U.S. stock index futures climbed Thursday as Wall Street cheered a better-than-expected jobless claims report and after the European Central Bank cut its key interest rate.
Weekly jobless claims dropped 18,000 to a seasonally adjusted 324,000 last week, according to the Labor Department, falling to the lowest rate since January 2008. Economists polled by Reuters expected to see an increase to 346,000 in the previous week. The four-week average declined 16,000 to 342,250.
Separately, the U.S. trade deficit declined more than expected in March as imports posted their biggest decline since 2009, according to the Commerce Department.

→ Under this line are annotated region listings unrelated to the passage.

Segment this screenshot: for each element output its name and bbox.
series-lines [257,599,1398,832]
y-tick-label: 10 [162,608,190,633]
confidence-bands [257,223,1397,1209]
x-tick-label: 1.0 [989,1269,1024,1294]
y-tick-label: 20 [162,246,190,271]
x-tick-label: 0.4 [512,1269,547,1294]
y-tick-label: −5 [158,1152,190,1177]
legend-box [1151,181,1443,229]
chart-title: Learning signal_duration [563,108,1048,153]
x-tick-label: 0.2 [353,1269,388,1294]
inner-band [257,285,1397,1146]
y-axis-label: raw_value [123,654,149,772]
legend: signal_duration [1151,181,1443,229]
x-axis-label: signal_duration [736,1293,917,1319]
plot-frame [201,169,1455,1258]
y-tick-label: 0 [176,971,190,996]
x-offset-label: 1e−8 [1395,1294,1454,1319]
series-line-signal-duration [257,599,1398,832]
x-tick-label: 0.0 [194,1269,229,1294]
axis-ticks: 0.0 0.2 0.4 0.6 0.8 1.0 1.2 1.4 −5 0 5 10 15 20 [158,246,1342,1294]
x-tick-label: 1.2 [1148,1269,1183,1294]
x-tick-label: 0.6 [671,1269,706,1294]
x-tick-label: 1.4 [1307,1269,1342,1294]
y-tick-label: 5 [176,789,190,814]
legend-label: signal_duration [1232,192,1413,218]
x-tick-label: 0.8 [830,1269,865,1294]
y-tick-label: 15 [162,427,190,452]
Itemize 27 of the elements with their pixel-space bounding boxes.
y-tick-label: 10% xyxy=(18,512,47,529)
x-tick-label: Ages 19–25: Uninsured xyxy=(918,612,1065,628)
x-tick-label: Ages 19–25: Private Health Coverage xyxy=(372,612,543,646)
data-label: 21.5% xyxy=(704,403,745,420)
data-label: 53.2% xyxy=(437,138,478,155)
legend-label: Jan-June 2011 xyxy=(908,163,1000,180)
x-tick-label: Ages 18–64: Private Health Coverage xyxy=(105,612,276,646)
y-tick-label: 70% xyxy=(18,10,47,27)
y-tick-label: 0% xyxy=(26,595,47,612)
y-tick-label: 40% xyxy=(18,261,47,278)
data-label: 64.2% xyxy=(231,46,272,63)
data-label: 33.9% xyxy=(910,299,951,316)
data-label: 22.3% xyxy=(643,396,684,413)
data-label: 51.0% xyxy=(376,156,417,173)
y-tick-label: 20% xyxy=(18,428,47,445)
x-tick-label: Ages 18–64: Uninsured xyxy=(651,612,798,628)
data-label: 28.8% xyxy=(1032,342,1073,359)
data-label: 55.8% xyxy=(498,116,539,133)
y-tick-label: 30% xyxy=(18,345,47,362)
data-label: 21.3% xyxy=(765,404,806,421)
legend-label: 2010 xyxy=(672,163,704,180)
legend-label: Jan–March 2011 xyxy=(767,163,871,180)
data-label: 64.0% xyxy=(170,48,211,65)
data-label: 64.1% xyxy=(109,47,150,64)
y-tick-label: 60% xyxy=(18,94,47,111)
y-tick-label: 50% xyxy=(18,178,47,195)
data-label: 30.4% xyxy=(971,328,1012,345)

Meanwhile, U.S. nonfarm productivity rose modestly in the first quarter at a 0.7 percent annual rate, according to the Labor Department, missing expectations for a 1.2 percent rate. And productivity fell at a 1.7 percent rate in the fourth quarter, according to revised figures.
As expected, the ECB knocked down its key rate by a quarter-point to 0.50 percent, the first rate cut since July 2012, as global central banks raced to enact easier monetary policy. ECB chief Mario Draghi added that the monetary stance will remain accomodative for "as long as is needed."
Draghi told reporters at a press conference following the rate cut announcement that inflation could remain subject to some volatility throughout the year. "Overall, euro area economic activity should stabilize and recover gradually in the second half of the year."